Des immigrés africains ont participé à une deuxième nuit d’émeutes consécutive dimanche soir dans un quartier pauvre de Roquetas de Mar, près d’Almeria (Andalousie, sud), après le meurtre d’un Sénégalais samedi qui pourrait être lié à une affaire de drogue. Quatre personnes ont été interpellées lundi aux premières heures, deux Sénégalais et deux originaires de Guinée-Bissau, tandis qu’un policier a été blessé par une pierre, a-t-on appris auprès de la sous-préfecture d’Almeria.
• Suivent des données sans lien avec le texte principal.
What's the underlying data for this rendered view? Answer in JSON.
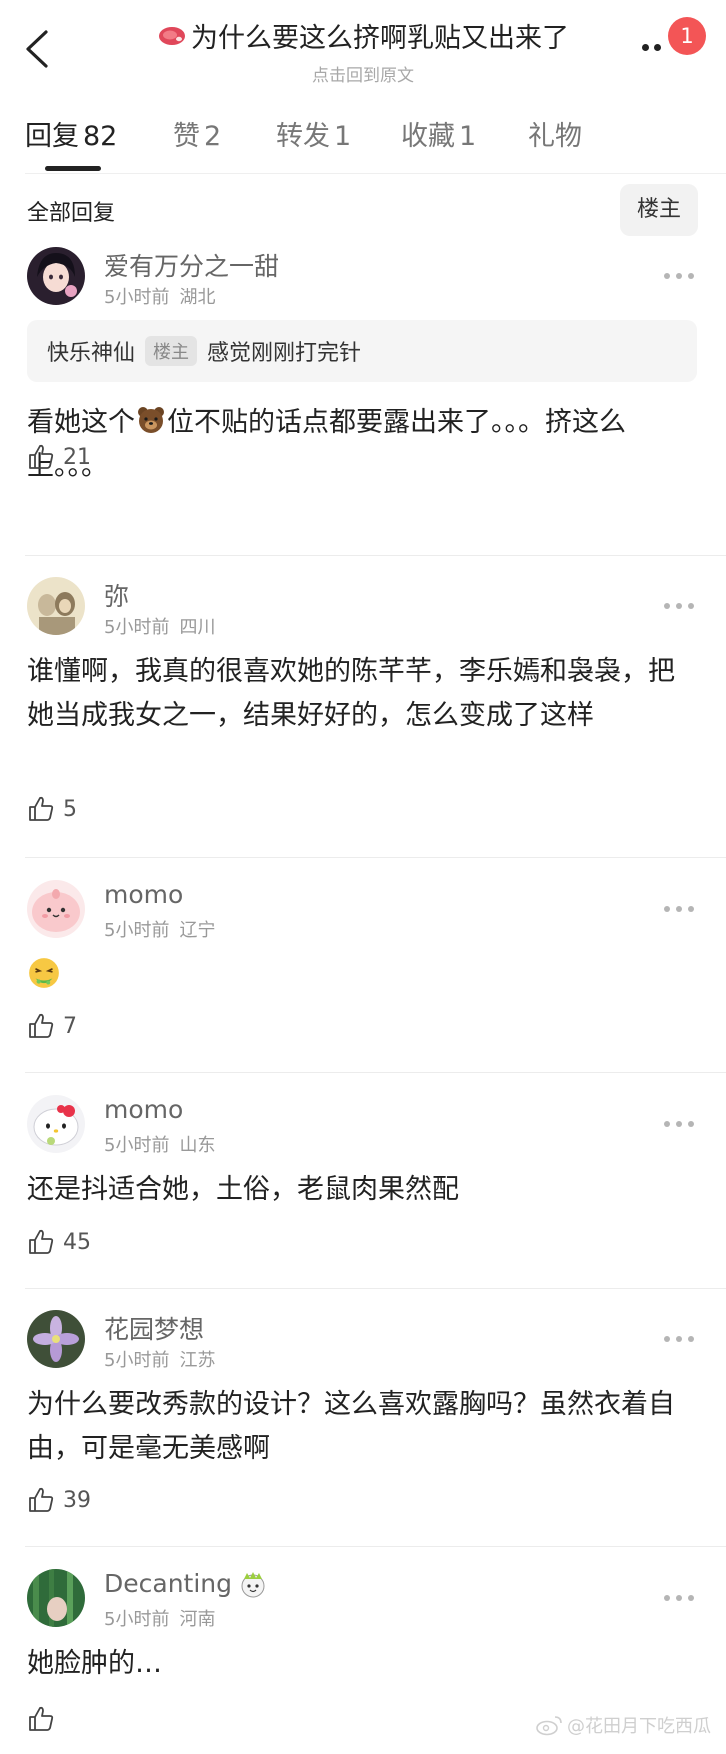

Outre des jets de pierres et d’objets aux forces de l’ordre, les émeutiers ont provoqué plusieurs incendies de poubelles, selon la sous-préfecture. Ils ont également attaqué des commerces et se sont livrés à des affrontements avec des groupes de gitans, selon les médias. Les troubles ont démarré dans la nuit de samedi à dimanche, après le meurtre à l’arme blanche d’un Sénégalais de 28 ans.
La première nuit d’affrontements avait conduit à l’arrestation de quatre Africains: un Soudanais, un Nigérian et deux de Guinée-Bissau. Deux blocs d’habitations, dont l’un abriterait le logement du meurtrier présumé ont été incendiés. L’auteur du meurtre pourrait être un membre de la communauté gitane tandis que l’homicide aurait pour origine une dispute autour d’un trafic de drogue. Mais, selon le ministre de l’Intérieur Alfredo Perez Rubalcaba, la victime n’aurait été que «médiateur» dans l’affrontement. Elle aurait été tuée en tentant de séparer les protagonistes. M. Rubalcaba a estimé lundi que la mort du Sénégalais était un «cas isolé», et que la Garde civile «croit connaître l’identité de l’assassin». Le sous-préfet d’Almeria, Miguel Corpas, a déclaré sur le site internet du journal local Almeria.es que l’origine du meurtre est «un règlement de compte pour la vente de stupéfiants, peut-être liée à une dette économique», espérant que cette explication excluait des «affrontements entre Gitans et Subsahariens» dans l’avenir. Mais, selon le directeur d’une association locale d’aide aux immigrés, Almeria Acoge, Juan Mirralles, la victime était «un travailleur honorable». Les familles qui le peuvent s’en vont, et ceux qui restent sont ceux qui ne peuvent pas partir», a-t-il déclaré. Les forces de l’ordre continuaient lundi à quadriller ce quartier de Roquetas — où vit une importante population d’origine africaine employée dans l’agriculture– «jusqu’au rétablissement complet du calme», a indiqué le porte-parole de la sous-préfecture.